Regrettably, there is always a cloud wrapped around that silver lining.
The best's mother has a summer house in Mississippi, on the gulf of Mexico, halfway between Gulfport and Pascagoula. It's 15 feet above sea level, and less than 200 feet from the water.
"Hi, I'm the Gulf of Mexico and this 25 foot storm surge is going to come ashore in front of your summer house. Hope you don't mind."
Err, oops? The general consensus is that the family will be picking pieces of their summer house out of the bayous and woods several miles north of where the foundation block is. Not that we know for certain -- the local branch of the family packed up and bolted for Florida when Katrina cleared the Florida peninsula and morphed into a BHFH -- but the smart money is not on finding a muddy house with maybe one or two broken windows.
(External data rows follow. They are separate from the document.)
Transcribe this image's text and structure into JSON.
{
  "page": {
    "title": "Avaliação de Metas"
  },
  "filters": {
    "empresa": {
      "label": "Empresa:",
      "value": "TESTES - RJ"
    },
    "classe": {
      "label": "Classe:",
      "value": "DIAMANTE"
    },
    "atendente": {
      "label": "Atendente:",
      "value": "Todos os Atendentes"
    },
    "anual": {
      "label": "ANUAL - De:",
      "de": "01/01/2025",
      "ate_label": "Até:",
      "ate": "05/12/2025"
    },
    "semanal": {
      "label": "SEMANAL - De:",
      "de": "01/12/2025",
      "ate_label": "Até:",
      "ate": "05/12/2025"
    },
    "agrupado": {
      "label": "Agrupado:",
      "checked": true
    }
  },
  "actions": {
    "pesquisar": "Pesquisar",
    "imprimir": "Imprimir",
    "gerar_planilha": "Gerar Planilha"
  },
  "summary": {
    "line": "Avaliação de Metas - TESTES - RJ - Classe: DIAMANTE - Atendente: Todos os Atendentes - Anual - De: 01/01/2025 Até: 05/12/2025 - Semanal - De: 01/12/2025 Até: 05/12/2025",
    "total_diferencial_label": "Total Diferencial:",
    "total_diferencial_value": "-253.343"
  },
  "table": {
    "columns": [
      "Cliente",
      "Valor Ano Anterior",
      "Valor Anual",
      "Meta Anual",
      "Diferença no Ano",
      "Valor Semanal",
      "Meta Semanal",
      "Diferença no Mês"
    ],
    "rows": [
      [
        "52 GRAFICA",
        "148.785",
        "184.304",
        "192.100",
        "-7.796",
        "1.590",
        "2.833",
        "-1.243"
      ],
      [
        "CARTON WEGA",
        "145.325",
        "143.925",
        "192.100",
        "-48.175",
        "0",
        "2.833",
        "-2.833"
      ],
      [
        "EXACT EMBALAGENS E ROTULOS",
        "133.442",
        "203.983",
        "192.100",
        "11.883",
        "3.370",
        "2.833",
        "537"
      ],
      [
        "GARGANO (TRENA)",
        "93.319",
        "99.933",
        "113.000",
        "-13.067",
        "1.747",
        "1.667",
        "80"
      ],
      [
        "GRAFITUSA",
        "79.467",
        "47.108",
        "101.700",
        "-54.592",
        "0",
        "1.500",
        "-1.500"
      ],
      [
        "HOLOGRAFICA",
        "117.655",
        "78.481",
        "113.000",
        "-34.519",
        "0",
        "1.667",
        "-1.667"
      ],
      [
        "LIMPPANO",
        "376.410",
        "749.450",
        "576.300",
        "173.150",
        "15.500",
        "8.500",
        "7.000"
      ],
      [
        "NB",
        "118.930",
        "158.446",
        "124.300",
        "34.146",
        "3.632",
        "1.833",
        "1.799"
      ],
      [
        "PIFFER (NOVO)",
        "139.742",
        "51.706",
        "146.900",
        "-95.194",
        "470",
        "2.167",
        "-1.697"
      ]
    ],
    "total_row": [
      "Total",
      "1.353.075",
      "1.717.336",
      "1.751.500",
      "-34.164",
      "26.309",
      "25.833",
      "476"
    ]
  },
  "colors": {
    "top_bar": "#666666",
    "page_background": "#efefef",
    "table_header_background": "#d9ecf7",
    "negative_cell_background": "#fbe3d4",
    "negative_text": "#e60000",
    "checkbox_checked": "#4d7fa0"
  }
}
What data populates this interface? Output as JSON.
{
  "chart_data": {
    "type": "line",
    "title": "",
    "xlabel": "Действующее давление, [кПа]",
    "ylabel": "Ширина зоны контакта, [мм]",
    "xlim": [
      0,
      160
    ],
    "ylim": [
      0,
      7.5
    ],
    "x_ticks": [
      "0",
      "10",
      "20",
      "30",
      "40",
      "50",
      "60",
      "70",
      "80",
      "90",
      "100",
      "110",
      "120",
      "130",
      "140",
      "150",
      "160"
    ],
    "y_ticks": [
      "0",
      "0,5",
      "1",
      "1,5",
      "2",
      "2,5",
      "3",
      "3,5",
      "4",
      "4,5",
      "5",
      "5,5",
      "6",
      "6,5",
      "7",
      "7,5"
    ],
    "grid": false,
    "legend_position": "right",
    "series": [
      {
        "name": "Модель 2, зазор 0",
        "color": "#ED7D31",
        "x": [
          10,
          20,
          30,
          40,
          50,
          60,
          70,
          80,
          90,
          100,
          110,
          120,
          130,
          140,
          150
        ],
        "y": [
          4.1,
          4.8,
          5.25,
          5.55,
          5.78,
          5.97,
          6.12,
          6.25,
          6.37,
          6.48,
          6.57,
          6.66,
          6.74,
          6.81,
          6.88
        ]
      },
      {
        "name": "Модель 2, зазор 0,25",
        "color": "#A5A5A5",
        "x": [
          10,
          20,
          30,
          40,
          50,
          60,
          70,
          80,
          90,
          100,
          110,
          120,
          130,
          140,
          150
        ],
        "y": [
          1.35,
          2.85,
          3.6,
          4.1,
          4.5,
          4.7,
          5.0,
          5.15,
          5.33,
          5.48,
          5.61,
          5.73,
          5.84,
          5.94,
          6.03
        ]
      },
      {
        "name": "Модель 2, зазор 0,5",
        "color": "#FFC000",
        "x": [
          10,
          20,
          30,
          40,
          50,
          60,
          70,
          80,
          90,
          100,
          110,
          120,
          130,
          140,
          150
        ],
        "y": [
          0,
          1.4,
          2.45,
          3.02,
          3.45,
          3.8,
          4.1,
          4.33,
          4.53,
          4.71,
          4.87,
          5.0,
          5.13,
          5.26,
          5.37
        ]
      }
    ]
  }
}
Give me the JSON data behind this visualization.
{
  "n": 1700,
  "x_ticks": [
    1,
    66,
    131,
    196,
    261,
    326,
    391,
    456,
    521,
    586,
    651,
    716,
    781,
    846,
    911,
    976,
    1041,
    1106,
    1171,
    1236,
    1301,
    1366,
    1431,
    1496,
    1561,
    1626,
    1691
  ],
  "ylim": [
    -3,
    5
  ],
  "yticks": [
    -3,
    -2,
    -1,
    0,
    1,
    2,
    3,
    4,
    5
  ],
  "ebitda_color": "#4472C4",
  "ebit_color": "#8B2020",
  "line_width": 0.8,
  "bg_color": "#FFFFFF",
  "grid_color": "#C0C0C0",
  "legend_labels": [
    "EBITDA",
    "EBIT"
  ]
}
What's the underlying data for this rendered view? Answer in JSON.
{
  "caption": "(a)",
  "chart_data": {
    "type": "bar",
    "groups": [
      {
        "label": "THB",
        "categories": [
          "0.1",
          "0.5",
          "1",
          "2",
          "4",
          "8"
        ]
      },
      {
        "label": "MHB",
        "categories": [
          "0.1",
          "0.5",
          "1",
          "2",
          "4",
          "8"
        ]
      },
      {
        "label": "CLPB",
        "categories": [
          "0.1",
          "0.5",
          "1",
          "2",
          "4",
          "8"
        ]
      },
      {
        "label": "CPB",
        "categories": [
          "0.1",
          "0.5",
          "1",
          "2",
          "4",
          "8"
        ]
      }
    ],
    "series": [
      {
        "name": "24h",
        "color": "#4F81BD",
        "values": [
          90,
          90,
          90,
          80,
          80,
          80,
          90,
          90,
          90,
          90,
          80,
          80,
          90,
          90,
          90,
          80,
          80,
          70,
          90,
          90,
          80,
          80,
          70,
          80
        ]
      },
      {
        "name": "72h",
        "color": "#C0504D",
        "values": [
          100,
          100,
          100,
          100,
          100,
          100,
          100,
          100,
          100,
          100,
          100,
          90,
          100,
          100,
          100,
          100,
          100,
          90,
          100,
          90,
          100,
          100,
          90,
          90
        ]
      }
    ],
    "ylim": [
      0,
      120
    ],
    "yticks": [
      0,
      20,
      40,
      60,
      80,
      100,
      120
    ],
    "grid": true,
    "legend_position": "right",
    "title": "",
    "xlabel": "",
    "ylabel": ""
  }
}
The silver lining here is that the house is new, and newly purchased, so not much will be lost in the furnishings department.
We're far more worried about the best's sister, who lives a few miles west of there in a subdivision just on the ocean side of highway 90. That house is further above sea level, and it's much farther away from the ocean, and it's got undeveloped woods and bayous between it and the Gulf of Mexico, and it's a single-story house that's made of brick instead of being a typical beach house on stilts, so there's a chance they'll come back to nothing more extreme than alligators, snakes, and a foot of mud in the living room.